June 23, 2010
Obama's Gulf Oil Spill Commission and the Missing Experts
Instead of an oil spill commission staffed with experts, as promised in his Oval Office address, the president has announced a panel with membership that reads like a Who's Who of radical environmentalism. Former Senator Graham of Florida, for example, has consistently pushed for a ban on oil drilling, and Frances Beinecke of the National Resources Defense Council has argued for the global warming agenda -- including linking "global poverty" to global warming, an argument used at the Copenhagen conference to support reparations to be paid to nations such as Robert Mugabe's Zimbabwe for our supposed global crimes.
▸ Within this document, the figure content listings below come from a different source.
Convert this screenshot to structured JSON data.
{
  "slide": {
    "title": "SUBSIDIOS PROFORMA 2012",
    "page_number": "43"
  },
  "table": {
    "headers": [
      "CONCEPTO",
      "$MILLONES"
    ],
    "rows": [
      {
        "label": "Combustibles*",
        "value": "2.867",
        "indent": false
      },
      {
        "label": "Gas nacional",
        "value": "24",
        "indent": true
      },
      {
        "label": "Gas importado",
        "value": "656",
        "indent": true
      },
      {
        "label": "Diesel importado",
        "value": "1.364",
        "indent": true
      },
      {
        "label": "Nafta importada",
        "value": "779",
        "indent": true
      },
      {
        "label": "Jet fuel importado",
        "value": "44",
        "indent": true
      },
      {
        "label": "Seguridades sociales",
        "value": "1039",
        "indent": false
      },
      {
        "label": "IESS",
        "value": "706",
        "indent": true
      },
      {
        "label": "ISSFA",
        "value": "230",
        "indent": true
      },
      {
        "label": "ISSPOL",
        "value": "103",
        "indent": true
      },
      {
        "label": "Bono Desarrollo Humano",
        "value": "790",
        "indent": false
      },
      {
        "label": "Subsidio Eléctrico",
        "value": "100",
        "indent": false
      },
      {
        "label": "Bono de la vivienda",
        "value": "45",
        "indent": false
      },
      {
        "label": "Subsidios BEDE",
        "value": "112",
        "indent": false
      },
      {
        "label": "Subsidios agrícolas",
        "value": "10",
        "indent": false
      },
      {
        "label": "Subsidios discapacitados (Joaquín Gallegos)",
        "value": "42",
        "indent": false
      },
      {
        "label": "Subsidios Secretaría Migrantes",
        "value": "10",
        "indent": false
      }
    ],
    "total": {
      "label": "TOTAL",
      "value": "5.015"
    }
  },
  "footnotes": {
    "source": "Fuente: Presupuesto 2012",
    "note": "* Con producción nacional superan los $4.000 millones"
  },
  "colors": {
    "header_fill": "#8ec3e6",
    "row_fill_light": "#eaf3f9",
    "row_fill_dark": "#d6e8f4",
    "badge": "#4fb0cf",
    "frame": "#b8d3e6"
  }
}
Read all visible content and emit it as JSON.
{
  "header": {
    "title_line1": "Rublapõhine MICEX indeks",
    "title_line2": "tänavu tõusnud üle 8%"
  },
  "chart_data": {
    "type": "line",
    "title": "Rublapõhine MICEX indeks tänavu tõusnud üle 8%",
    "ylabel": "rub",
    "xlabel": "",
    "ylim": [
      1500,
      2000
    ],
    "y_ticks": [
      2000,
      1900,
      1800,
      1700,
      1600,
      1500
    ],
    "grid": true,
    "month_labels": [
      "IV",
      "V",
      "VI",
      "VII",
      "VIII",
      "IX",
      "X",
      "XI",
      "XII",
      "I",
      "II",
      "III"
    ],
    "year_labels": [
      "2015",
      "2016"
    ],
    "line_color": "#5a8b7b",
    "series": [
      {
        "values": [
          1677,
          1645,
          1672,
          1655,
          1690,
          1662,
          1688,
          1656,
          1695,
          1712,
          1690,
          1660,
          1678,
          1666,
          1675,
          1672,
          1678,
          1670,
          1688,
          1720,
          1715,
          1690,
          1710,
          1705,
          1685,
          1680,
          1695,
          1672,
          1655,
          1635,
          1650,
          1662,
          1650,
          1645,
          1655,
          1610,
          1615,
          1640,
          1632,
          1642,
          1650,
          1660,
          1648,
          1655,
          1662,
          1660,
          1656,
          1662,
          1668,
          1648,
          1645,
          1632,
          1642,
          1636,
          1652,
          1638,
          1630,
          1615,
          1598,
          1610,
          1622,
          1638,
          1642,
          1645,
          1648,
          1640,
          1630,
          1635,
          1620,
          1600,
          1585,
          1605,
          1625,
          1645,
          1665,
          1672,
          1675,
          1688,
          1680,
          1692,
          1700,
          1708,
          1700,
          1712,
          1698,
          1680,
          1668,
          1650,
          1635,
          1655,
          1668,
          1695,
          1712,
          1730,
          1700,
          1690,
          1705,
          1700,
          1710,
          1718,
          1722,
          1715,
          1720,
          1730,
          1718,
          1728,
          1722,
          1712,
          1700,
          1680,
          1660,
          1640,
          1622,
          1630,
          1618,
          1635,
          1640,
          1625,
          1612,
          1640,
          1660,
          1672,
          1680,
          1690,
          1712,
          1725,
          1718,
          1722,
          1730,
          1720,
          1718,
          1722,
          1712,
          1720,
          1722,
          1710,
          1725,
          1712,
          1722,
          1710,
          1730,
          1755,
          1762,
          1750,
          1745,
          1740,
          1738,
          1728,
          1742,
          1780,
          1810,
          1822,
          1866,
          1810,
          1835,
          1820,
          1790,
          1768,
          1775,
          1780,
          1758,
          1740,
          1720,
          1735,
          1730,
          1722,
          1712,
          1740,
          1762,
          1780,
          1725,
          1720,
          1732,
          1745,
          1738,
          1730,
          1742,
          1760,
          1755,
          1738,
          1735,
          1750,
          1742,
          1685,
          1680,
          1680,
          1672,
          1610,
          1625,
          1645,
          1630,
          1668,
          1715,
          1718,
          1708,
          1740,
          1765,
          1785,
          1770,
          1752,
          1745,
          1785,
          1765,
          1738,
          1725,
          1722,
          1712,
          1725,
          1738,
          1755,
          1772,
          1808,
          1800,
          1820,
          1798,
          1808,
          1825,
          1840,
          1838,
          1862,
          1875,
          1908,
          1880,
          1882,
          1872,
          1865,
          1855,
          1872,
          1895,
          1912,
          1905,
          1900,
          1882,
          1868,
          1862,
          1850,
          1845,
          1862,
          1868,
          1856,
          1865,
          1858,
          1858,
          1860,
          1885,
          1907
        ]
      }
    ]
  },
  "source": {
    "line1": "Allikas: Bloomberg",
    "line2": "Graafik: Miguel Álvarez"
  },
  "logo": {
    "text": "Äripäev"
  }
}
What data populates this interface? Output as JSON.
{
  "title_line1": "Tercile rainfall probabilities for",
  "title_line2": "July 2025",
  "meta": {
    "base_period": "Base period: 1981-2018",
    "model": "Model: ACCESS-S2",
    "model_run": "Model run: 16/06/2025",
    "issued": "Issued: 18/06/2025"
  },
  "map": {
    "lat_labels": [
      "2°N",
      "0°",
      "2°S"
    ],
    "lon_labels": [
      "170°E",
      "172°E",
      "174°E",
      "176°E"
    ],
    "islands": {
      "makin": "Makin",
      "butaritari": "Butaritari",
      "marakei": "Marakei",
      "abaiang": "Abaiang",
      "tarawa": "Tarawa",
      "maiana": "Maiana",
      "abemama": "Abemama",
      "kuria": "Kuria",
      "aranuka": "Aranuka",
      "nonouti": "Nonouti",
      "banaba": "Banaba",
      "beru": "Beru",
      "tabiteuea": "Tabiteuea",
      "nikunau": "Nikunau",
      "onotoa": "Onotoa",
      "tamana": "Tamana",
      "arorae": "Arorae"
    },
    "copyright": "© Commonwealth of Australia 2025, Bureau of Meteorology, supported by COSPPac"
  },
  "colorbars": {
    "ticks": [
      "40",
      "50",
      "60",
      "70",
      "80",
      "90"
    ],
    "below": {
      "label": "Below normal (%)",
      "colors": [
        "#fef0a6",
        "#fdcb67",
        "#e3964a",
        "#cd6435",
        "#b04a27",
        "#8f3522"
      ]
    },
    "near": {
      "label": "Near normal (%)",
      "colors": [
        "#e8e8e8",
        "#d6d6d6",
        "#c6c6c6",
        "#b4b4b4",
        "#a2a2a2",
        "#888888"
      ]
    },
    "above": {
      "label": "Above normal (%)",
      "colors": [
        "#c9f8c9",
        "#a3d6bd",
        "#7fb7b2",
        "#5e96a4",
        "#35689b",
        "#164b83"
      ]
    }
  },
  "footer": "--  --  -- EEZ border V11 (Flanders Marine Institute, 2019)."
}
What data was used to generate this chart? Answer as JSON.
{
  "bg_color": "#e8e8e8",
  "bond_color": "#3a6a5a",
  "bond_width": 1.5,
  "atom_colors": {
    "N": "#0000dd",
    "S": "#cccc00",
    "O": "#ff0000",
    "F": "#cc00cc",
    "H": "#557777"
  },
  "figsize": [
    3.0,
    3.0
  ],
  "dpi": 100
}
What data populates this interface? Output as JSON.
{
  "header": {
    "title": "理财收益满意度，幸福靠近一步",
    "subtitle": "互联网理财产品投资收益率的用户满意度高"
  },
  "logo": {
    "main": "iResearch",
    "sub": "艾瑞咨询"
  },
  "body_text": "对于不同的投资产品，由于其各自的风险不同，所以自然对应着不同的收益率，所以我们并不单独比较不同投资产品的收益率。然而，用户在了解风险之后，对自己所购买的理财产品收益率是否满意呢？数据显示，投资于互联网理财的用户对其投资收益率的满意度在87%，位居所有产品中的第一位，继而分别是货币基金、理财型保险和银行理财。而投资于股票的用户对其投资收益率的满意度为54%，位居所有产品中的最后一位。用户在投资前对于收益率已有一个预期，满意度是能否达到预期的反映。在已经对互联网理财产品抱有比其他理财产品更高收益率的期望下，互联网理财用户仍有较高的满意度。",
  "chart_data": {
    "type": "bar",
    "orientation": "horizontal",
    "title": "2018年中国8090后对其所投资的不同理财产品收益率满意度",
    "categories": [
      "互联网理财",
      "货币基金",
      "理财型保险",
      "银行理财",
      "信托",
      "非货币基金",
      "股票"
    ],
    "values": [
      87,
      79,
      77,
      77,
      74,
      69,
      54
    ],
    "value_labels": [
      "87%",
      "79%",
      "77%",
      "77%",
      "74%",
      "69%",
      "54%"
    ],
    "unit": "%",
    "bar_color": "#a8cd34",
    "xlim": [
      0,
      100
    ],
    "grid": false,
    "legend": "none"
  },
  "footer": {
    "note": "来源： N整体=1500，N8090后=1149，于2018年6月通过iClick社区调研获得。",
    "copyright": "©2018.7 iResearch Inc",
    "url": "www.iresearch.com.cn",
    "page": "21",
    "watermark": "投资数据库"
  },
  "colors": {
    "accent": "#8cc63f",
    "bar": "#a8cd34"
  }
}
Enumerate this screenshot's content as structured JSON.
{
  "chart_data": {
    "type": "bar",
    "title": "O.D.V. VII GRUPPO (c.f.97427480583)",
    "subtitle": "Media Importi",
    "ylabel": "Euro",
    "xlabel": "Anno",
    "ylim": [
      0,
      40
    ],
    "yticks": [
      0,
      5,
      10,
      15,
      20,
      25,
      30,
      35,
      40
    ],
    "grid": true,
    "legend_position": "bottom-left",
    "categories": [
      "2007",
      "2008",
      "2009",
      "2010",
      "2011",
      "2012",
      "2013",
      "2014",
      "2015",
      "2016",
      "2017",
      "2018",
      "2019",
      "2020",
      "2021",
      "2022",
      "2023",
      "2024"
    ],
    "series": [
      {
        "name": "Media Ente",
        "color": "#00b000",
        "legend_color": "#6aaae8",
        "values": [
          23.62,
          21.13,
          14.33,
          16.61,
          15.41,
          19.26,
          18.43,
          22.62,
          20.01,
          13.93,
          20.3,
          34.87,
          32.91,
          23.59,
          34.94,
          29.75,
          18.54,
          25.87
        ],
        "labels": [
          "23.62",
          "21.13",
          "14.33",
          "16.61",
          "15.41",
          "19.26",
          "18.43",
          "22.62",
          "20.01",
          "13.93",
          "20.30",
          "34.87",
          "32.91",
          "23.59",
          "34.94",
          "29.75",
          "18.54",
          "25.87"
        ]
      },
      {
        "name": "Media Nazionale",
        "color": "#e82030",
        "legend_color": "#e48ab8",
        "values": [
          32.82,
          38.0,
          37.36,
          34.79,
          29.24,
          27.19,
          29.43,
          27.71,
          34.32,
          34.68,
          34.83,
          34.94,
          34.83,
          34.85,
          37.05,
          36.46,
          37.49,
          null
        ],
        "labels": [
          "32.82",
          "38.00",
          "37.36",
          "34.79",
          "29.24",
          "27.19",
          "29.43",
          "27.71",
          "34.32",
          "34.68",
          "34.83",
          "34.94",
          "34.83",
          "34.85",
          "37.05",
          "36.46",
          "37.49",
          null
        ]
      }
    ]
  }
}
In fact, if you peruse the names of the council members, there isn't a single expert in oil drilling, oil platform rigs, or petroleum engineering. The panel's membership doesn't even include a single oil drilling company executive, or even a field engineer. In fact, the only technical-minded person on the commission at all is Cherry Murray, Dean of Harvard's Engineering School. Murray has had a long and distinguished academic career at all of the "right" schools, but she has absolutely nothing in her resume to indicate that she has the slightest knowledge about petroleum exploration. When it comes to academics, there isn't even one professor that specializes in petroleum exploration despite the plethora of possible names that could be drawn from institutions such as the prestigious Colorado School of Mines.
In addition to the shocking lack of engineering and petroleum drilling experience on the panel, there isn't a single person with experience in investigation or forensic science. When we consider that the actual Deepwater Horizon rig is at the bottom of the Gulf of Mexico, we might expect to see an expert in deepwater salvage on the commission, but that expertise is also lacking.
In fact, the only thing this council is qualified to do is to put forth an alternative energy policy as a "solution" to oil drilling in general. Although that outcome would certainly please Obama and the Democrats looking for political cover to pass "Cap and Trade," the panel wouldn't be even remotely qualified to "offer recommendations on what additional safety and environmental standards we need to put in place."
What the commission should be charged with is finding answers, not providing political cover for the environmentalist agenda. Regardless of what you believe about global warming, there are more pressing questions that need to be answered. We need to know what exactly happened on the rig to cause the explosion. If faulty equipment or procedures were at fault, we need to find out how that equipment got past testing and who authorized its installation. We need to find out why the safety regulations were waived on the BP platform and who waived them. In addition, we need to find out why the fire was put out on the rig rather than allowing the oil to burn off. And who had the bright idea to spray several thousand gallons of water at a floating, burning ship, thus sinking it to the bottom of the gulf and snapping the riser pipe it was connected to?
Not the least of the questions that need to be answered is the nature of the money trail in relation to this disaster. We need to find out what the connection is between George Soros and Tony Podesta is in relation to the disaster. Soros stands to make billions from the offshore drilling ban, and Tony Podesta is the main lobbyist for BP and brother to John Podesta at Soros' Center for American Progress. In every other investigation, the police will follow the money, but in this case, it is being brushed off and ignored. Were safety regulations and quality slowly eroded to create a ticking time bomb in the Gulf? All of these questions should be put to the test and answered.
Finally, we need to know why it is that these questions are not being investigated and answered. When terrorists slammed two planes into the World Trade Center, the government left no stone unturned to find out the causes of the disaster. However, when the lives of millions in the Gulf are being turned upside-down by the biggest ecological disaster of our time, the government isn't interested in answers, but only politics?
The eleven who lost their lives on the rig are not being granted the most basic justice given to any worker killed on a job in the USA. Their names and faces are being coated with oil and politics. If the Obama administration had any sense of ethical responsibility, the commission would be staffed with experts and investigators looking for answers, not environmentalists looking to impose their agenda on the American people.